In [9]:
from huggingface_hub import login
from transformers import AutoTokenizer
from google.colab import userdata

In [23]:
hf_token = userdata.get('HF_TOKEN')
login(hf_token, add_to_git_credential=True)

In [24]:
microsoft_tokenizer = "microsoft/Phi-3-mini-4k-instruct"
qwen_tokenizer = "Qwen/Qwen3-0.6B"
starcoder_tokenizer = "bigcode/starcoder2-3b"
llama_tokenizer = "meta-llama/Llama-3.1-8B"

In [25]:
messages = [
    {'role': 'system', 'content': 'You are a helpful assistant.'},
    {'role': 'user', 'content': 'Tell a light-hearted joke related to Data Scientists.'}
]

In [None]:
tokenizer = AutoTokenizer.from_pretrained(llama_tokenizer, trust_remote_code=True)

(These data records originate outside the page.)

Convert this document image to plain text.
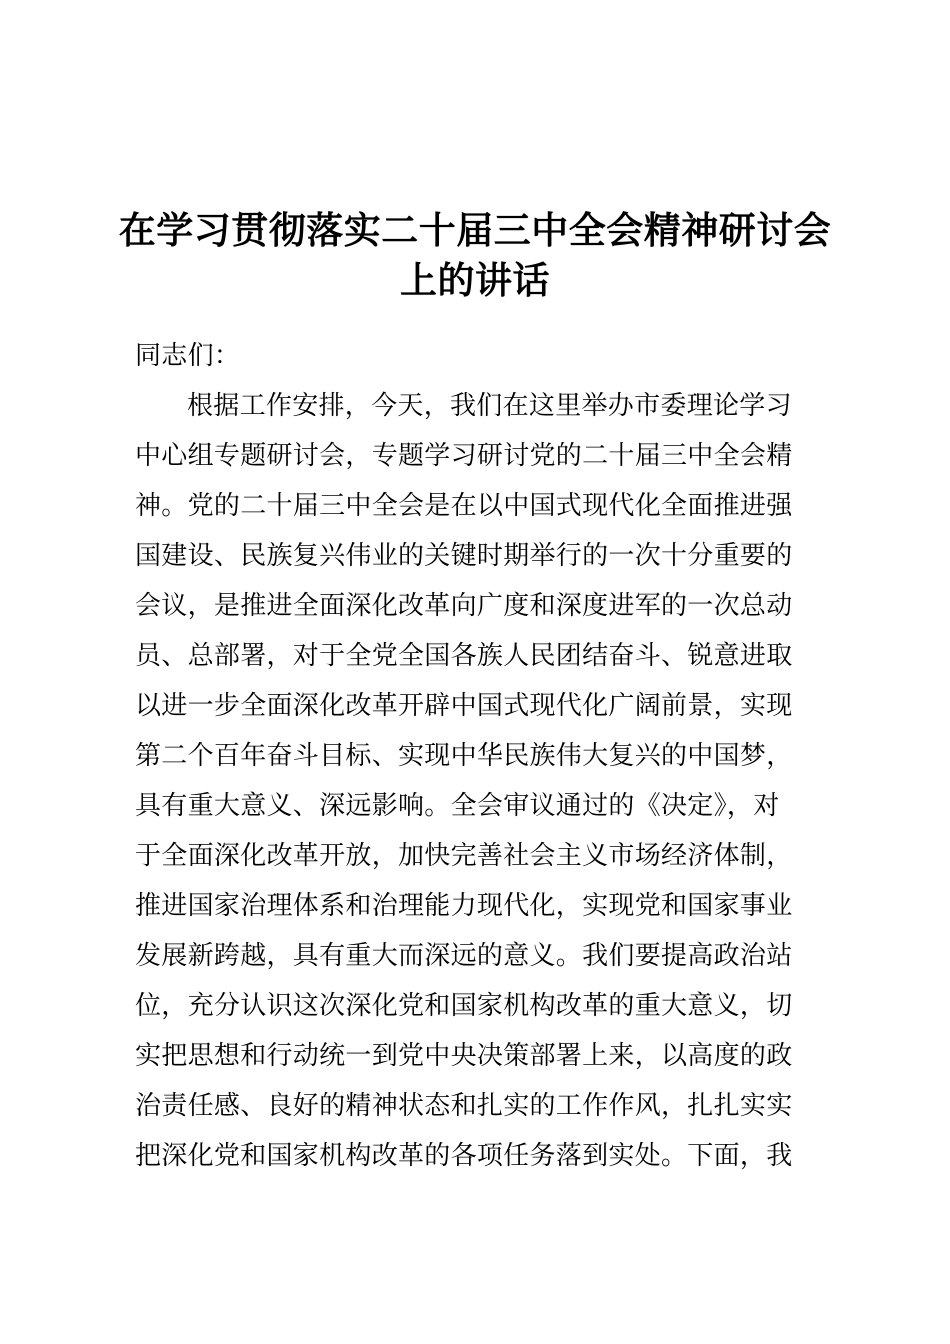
在学习贯彻落实二十届三中全会精神研讨会
上的讲话
同志们：
根据工作安排，今天，我们在这里举办市委理论学习
中心组专题研讨会，专题学习研讨党的二十届三中全会精
神。党的二十届三中全会是在以中国式现代化全面推进强
国建设、民族复兴伟业的关键时期举行的一次十分重要的
会议，是推进全面深化改革向广度和深度进军的一次总动
员、总部署，对于全党全国各族人民团结奋斗、锐意进取
以进一步全面深化改革开辟中国式现代化广阔前景，实现
第二个百年奋斗目标、实现中华民族伟大复兴的中国梦，
具有重大意义、深远影响。全会审议通过的《决定》，对
于全面深化改革开放，加快完善社会主义市场经济体制，
推进国家治理体系和治理能力现代化，实现党和国家事业
发展新跨越，具有重大而深远的意义。我们要提高政治站
位，充分认识这次深化党和国家机构改革的重大意义，切
实把思想和行动统一到党中央决策部署上来，以高度的政
治责任感、良好的精神状态和扎实的工作作风，扎扎实实
把深化党和国家机构改革的各项任务落到实处。下面，我
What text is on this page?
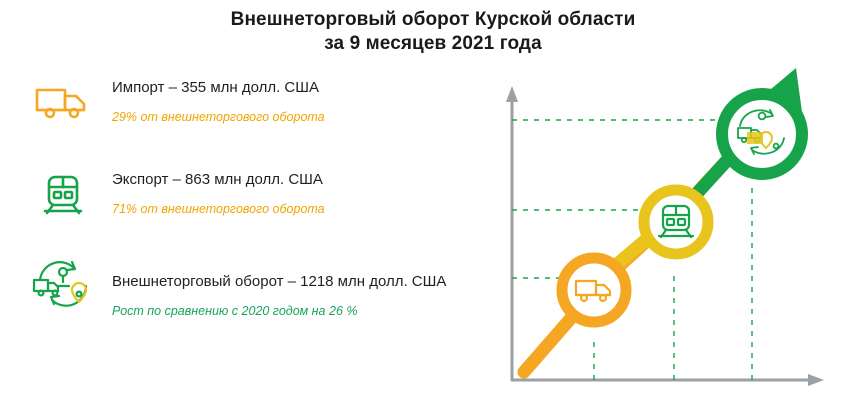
Внешнеторговый оборот Курской области
за 9 месяцев 2021 года
Импорт – 355 млн долл. США
29% от внешнеторгового оборота
Экспорт – 863 млн долл. США
71% от внешнеторгового оборота
Внешнеторговый оборот – 1218 млн долл. США
Рост по сравнению с 2020 годом на 26 %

text = "I am excited to show tokenizer in action. Let's start."

tokens = tokenizer.encode(text)

print(tokens)
print()

print(tokenizer.batch_decode(tokens))
print()

for token_id in tokens:
  print(f"{token_id} = {tokenizer.decode(token_id)}")

print()

prompt = tokenizer.apply_chat_template(messages, tokenize=False, add_generation_prompt=True)
print(prompt)

In [26]:
tokenizer = AutoTokenizer.from_pretrained(starcoder_tokenizer)

code = """
def hello_world():
    print("Hello, world!")
"""

tokens = tokenizer.encode(code)

print(tokens)
print()

print(tokenizer.batch_decode(tokens))
print()

for token_id in tokens:
  print(f"{token_id} = {tokenizer.decode(token_id)}")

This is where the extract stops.